According to SAS, more than 50,000 teachers and 12,000 schools use SAS Curriculum Pathways. At no cost, educators at traditional, virtual, and home schools can access highly interactive content for grades 6-12 in English/language arts, math, science, social studies, and Spanish.

“I think it’s important to remember that just because we put classes online does not make [them] interactive, does not make [them] engaging,” said Bruce Friend, director of SAS Curriculum Pathways. “We can bore kids as quickly online as if we just put them in a traditional classroom with a textbook.”

The curriculum resource includes a wide range of interactive formats, such as “read, research, and respond” guided questions, web lessons, and audio tutorials.

“I really like the new interactive tools because they look like a video game—which gets the students engaged—but they’re geared towards higher-order thinking,” said Katie Higgins, an English teacher and 2011 Mooresville, N.C., High School Teacher of the Year. ”Unlike the drill-and-kill videos that are more rote memorization, these get kids to think critically.”

Higgins praised tools such as Curriculum Pathways’ Writing Reviser and Punctuation Rules for being “incredibly interactive—students can actually click and drag a comma into where it’s supposed to be.”

Joy Elliott, a math teacher at Northern Middle School in North Carolina, said she particularly appreciates that the lessons can be differentiated according to students’ abilities.

Elliott explained how she would teach the math topic of slope: The whole class would begin with an “Audio Inquiry,” a basic activity that shows the definition and applications of slope and is followed by a quiz.
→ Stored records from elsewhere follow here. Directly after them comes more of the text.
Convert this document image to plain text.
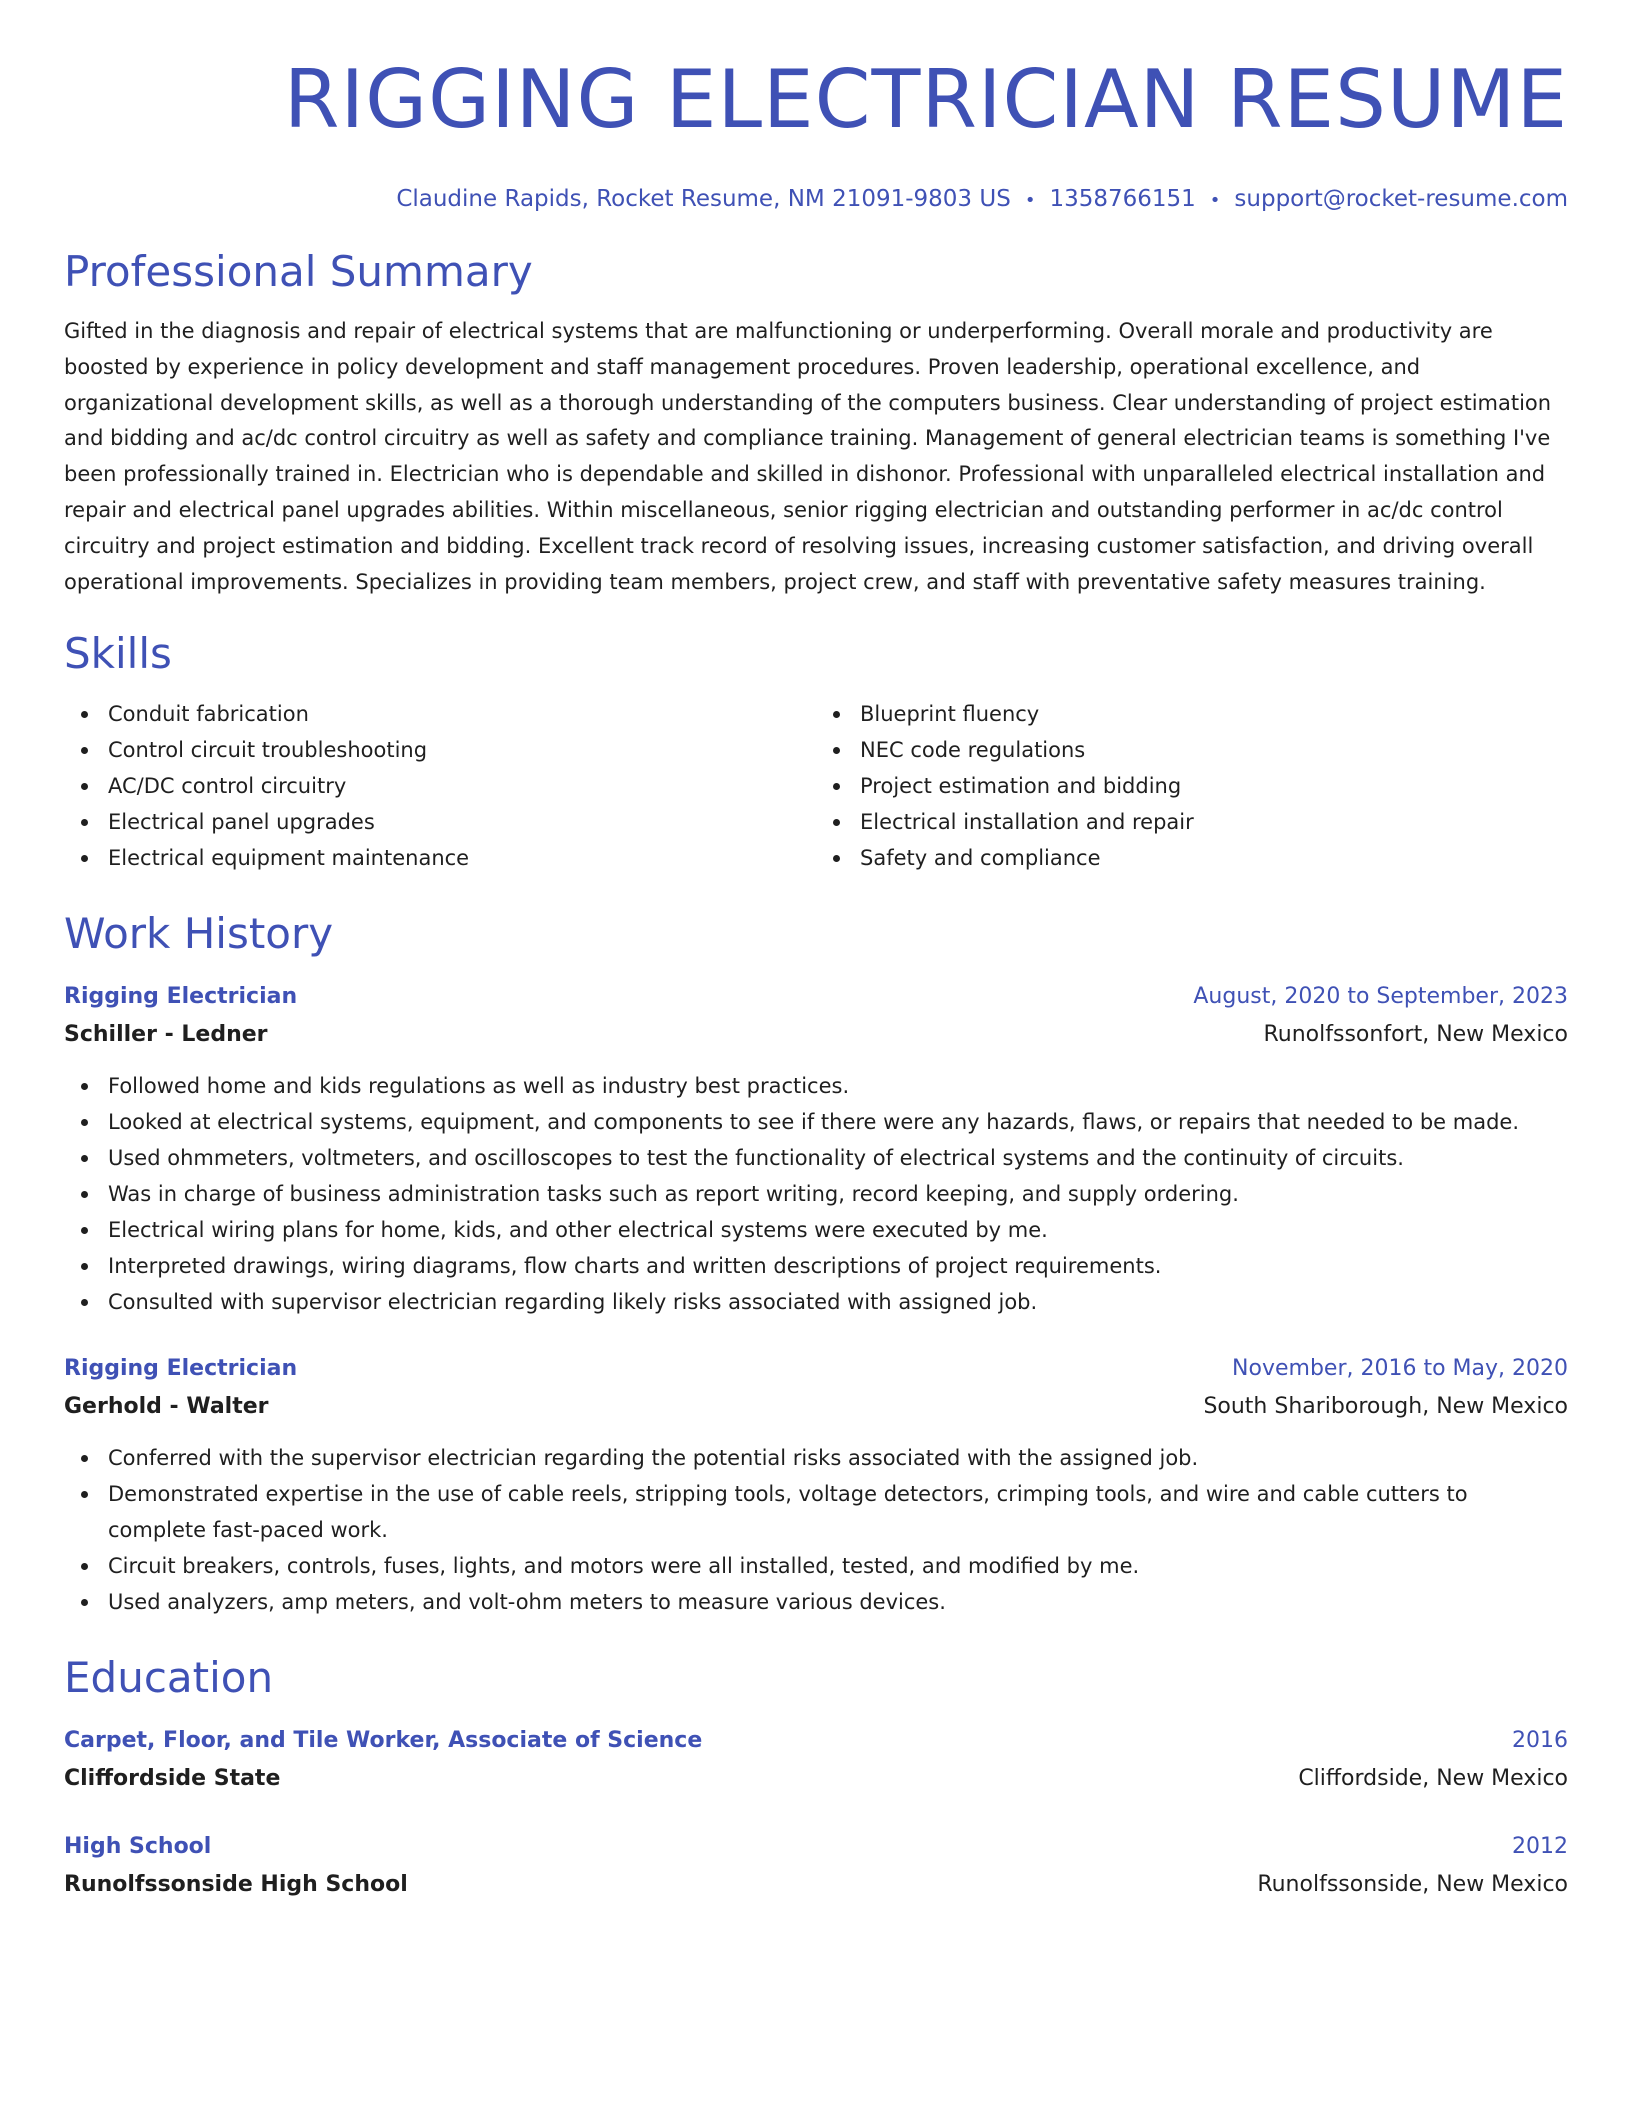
RIGGING ELECTRICIAN RESUME
Claudine Rapids, Rocket Resume, NM 21091-9803 US • 1358766151 • support@rocket-resume.com
Professional Summary

Gifted in the diagnosis and repair of electrical systems that are malfunctioning or underperforming. Overall morale and productivity are boosted by experience in policy development and staff management procedures. Proven leadership, operational excellence, and organizational development skills, as well as a thorough understanding of the computers business. Clear understanding of project estimation and bidding and ac/dc control circuitry as well as safety and compliance training. Management of general electrician teams is something I've been professionally trained in. Electrician who is dependable and skilled in dishonor. Professional with unparalleled electrical installation and repair and electrical panel upgrades abilities. Within miscellaneous, senior rigging electrician and outstanding performer in ac/dc control circuitry and project estimation and bidding. Excellent track record of resolving issues, increasing customer satisfaction, and driving overall operational improvements. Specializes in providing team members, project crew, and staff with preventative safety measures training.

Skills
Conduit fabrication
Control circuit troubleshooting
AC/DC control circuitry
Electrical panel upgrades
Electrical equipment maintenance
Blueprint fluency
NEC code regulations
Project estimation and bidding
Electrical installation and repair
Safety and compliance
Work History
Rigging Electrician	August, 2020 to September, 2023
Schiller - Ledner	Runolfssonfort, New Mexico
Followed home and kids regulations as well as industry best practices.
Looked at electrical systems, equipment, and components to see if there were any hazards, flaws, or repairs that needed to be made.
Used ohmmeters, voltmeters, and oscilloscopes to test the functionality of electrical systems and the continuity of circuits.
Was in charge of business administration tasks such as report writing, record keeping, and supply ordering.
Electrical wiring plans for home, kids, and other electrical systems were executed by me.
Interpreted drawings, wiring diagrams, flow charts and written descriptions of project requirements.
Consulted with supervisor electrician regarding likely risks associated with assigned job.
Rigging Electrician	November, 2016 to May, 2020
Gerhold - Walter	South Shariborough, New Mexico
Conferred with the supervisor electrician regarding the potential risks associated with the assigned job.
Demonstrated expertise in the use of cable reels, stripping tools, voltage detectors, crimping tools, and wire and cable cutters to complete fast-paced work.
Circuit breakers, controls, fuses, lights, and motors were all installed, tested, and modified by me.
Used analyzers, amp meters, and volt-ohm meters to measure various devices.
Education
Carpet, Floor, and Tile Worker, Associate of Science	2016
Cliffordside State	Cliffordside, New Mexico
High School	2012
Runolfssonside High School	Runolfssonside, New Mexico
By studying the results of the quiz, Elliott would decide how to review with struggling students, and she would know which students to send on to the next activity, a more challenging “Web Inquiry” that might have students measuring the slope of handicap ramps around the school or watching videos online.

Both teachers said Curriculum Pathways is a great way to help students pace themselves, because each student can choose how many times to review an activity and decide when to move on.

This kind of self-guided learning is ideal for preparing students for a digital future in a digital workforce, Higgins said.

“Students can pace themselves when researching, understanding, and learning—I think in the future they may not have a boss telling them exactly what they need to do,” Higgins said. “Inquiries teach students to research and evaluate their own research, rather than just having someone tell them what they need to know.”

Higgins and Elliott both said they have one-to-one laptop programs at their schools. But Higgins said that before she had the “luxury of one-to-one,” she used Curriculum Pathways in a variety of other ways: with a single computer and a projector; in a computer lab; or with a few computers set up as a station as students rotated activities.

Elliott praised SAS Curriculum Pathways as “as good as or better than” tools the school system has paid money to use.

“So what’s the catch?” asked Curriculum Pathways Director Bruce Friend with a laugh, acknowledging that many people ask how such an extensive resource can be free. “To answer that question is to know who SAS is as a company.”

Friend said “the short answer to a long history” is that SAS considers it a “corporate responsibility” to help teachers by “helping make learning fun, making kids interested in learning, and keeping kids in school.”

He noted that many of the educational tools available online are static PDFs, adding: “We need to transition into being more interactive, more engaging—and I think that’s where SAS is really successful.”